脱規制、情報公開の制度化へ
日本の行政を動かすものは何か。「追い付き型近代化のエトスである」との解答はすでになくなってしまった。著者は、行政に利用できるリソースをできるだけ能率的に使用する「最大動員」を特色とする日本の「活動型官僚制」は、このままでは維持できないとみる。ではどこをどう直したらよいのか。著者は性急な処方箋(しょほうせん)を提示することはしない。それはまた著者の現行システムに対する評価の問題にかかわってくる。そもそも著者は、日本の行政のいずれの側面においても否定論にくみしない。日本の発展に寄与してきたこれまでのシステムの成果を充分に評価した上で、むしろ成功しすぎたシステムの適応不全や機能不全を論じることになる。その意味では、省庁中心主義のエゴイズムをこえて国益に結びつけるトップ機能の強化を説く「トップと官僚」の章、福祉国家化や国際化への対応の中で変革を迫られる行政の態様を描いた「行政活動の変容」の章、法的には中央集権だが現実の活動領域としては地方独自の世界があったと主張しながらも、なお中央地方関係の手続きの簡素化と透明化が必要と明言する「中央地方関係」の章、この三章から読み始めると、著者のイメージを共有しやすいであろう。

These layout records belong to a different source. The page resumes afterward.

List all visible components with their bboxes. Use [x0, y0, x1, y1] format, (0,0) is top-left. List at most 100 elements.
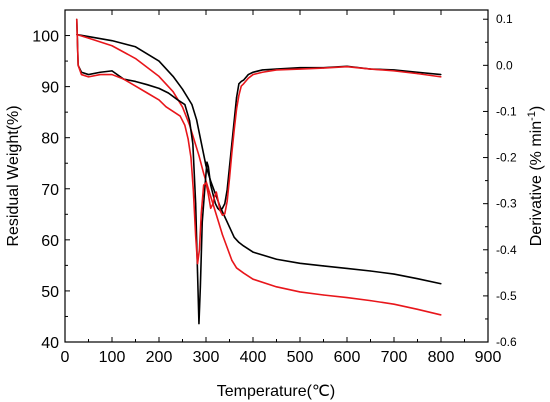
- series-black-right-point: [247, 73, 249, 76]
- series-red-right-point: [210, 207, 212, 209]
- series-black-left-point: [322, 265, 325, 267]
- series-red-right-point: [76, 18, 78, 20]
- series-black-right-point: [87, 73, 90, 76]
- plot-frame: [64, 9, 489, 343]
- x-tick-label: 600: [334, 349, 361, 366]
- series-red-right-point: [212, 203, 214, 205]
- series-red-right-point: [215, 191, 217, 193]
- series-black-left-point: [196, 119, 198, 121]
- series-black-right-point: [184, 103, 186, 106]
- y-right-tick-label: -0.2: [496, 151, 517, 165]
- y-right-tick-label: -0.4: [496, 243, 517, 257]
- series-red-right-point: [184, 124, 186, 126]
- series-red-right-point: [146, 92, 148, 94]
- series-red-right-point: [187, 138, 189, 140]
- series-red-right-point: [219, 209, 221, 212]
- series-black-right-point: [221, 207, 224, 209]
- series-red-left-point: [299, 291, 301, 293]
- series-red-right-point: [77, 64, 79, 66]
- series-red-right-point: [190, 156, 192, 159]
- series-black-right-point: [226, 189, 228, 191]
- series-black-left-point: [233, 236, 235, 238]
- series-black-right-point: [158, 87, 160, 89]
- series-black-left-point: [172, 75, 174, 77]
- series-black-left-point: [393, 273, 395, 275]
- series-red-right-point: [416, 73, 419, 75]
- x-tick-label: 300: [193, 349, 220, 366]
- series-black-right-point: [111, 70, 113, 72]
- series-black-left-point: [238, 241, 240, 243]
- series-red-right-point: [252, 73, 254, 76]
- y-left-tick-label: 90: [41, 80, 59, 97]
- series-black-right-point: [167, 92, 169, 94]
- series-red-right-point: [158, 99, 160, 101]
- series-black-right-point: [210, 184, 212, 186]
- series-red-right-point: [393, 70, 395, 72]
- y-axis-right-title-prefix: Derivative (% min: [528, 121, 545, 246]
- y-axis-left-title: Residual Weight(%): [5, 105, 22, 246]
- series-red-right-point: [111, 73, 113, 76]
- series-red-left-point: [172, 91, 174, 93]
- series-red-right-point: [275, 69, 278, 71]
- series-red-right-point: [192, 189, 194, 191]
- series-red-left-line: [76, 33, 442, 316]
- series-black-right-point: [201, 221, 203, 223]
- series-red-right-point: [240, 85, 242, 87]
- series-black-left-point: [416, 278, 419, 280]
- series-black-right-point: [252, 71, 254, 73]
- y-left-tick-label: 70: [41, 182, 59, 199]
- y-left-tick-label: 50: [41, 284, 59, 301]
- series-red-left-point: [346, 296, 348, 299]
- x-tick-label: 200: [146, 349, 173, 366]
- x-tick-label: 400: [240, 349, 267, 366]
- series-red-right-point: [80, 73, 83, 76]
- series-black-left-point: [228, 226, 231, 228]
- series-black-left-point: [224, 216, 226, 218]
- series-red-right-point: [205, 182, 207, 184]
- series-black-left-point: [440, 283, 442, 285]
- series-red-right-point: [233, 129, 235, 131]
- x-axis-title: Temperature(℃): [217, 383, 335, 400]
- series-red-right-point: [99, 73, 101, 76]
- series-black-left-point: [87, 35, 90, 38]
- series-black-right-point: [206, 161, 208, 163]
- x-tick-label: 0: [61, 349, 70, 366]
- series-red-right-point: [235, 108, 238, 110]
- series-red-right-point: [198, 249, 201, 251]
- series-red-right-point: [165, 106, 167, 108]
- series-red-left-point: [226, 246, 228, 249]
- series-black-right-point: [188, 120, 191, 122]
- series-black-right-point: [177, 99, 179, 101]
- series-red-left-point: [231, 259, 233, 261]
- series-black-left-point: [181, 88, 184, 90]
- series-red-right-point: [87, 76, 90, 78]
- series-black-right-point: [134, 80, 137, 83]
- series-red-right-point: [179, 115, 181, 117]
- series-black-left-point: [243, 245, 245, 247]
- series-black-right-point: [243, 79, 245, 81]
- series-black-right-point: [199, 286, 201, 288]
- series-red-right-point: [213, 196, 216, 198]
- series-black-right-point: [196, 272, 199, 274]
- series-red-left-point: [134, 57, 137, 60]
- series-red-left-point: [275, 286, 278, 288]
- series-red-right-point: [226, 200, 228, 202]
- x-tick-label: 900: [475, 349, 502, 366]
- x-tick-label: 700: [381, 349, 408, 366]
- series-red-right-point: [231, 152, 233, 154]
- series-black-left-point: [200, 142, 202, 144]
- series-black-left-point: [111, 40, 113, 42]
- series-red-left-point: [416, 308, 419, 310]
- series-red-left-point: [252, 278, 254, 280]
- y-right-tick-label: 0.0: [496, 58, 513, 72]
- series-red-right-point: [322, 67, 325, 69]
- series-red-right-point: [243, 83, 245, 85]
- series-black-left-point: [299, 262, 301, 264]
- series-red-right-point: [196, 263, 199, 265]
- x-tick-label: 800: [428, 349, 455, 366]
- series-red-right-point: [172, 110, 174, 113]
- series-black-left-point: [275, 258, 278, 260]
- series-red-right-point: [299, 68, 301, 70]
- series-black-right-point: [99, 71, 101, 73]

著者は、行政の透明化が不可避でありその方向に努力すべきことを強調する。まず国際化のインパクトが規制行政に及び脱規制を現実化した。脱規制に始まる行政の透明化は情報公開の制度化へとむかい、ここにこれまで非公開ゆえに守られてきた組織内部の慣行が明るみに出される。かくて「地方は、分権を主張する以上、いたるところで自己説明しなければならない」という著者の論理は、官僚制のすべてに拡大されることになろう。
つまるところ行政の変容は市民の態度如何(いかん)にかかってくる。福祉国家に対応する「社会的市民」ではなく、著者の言う地球大の消費者としての「経済的合理主義市民」は行政変革の主体になりうるであろうか。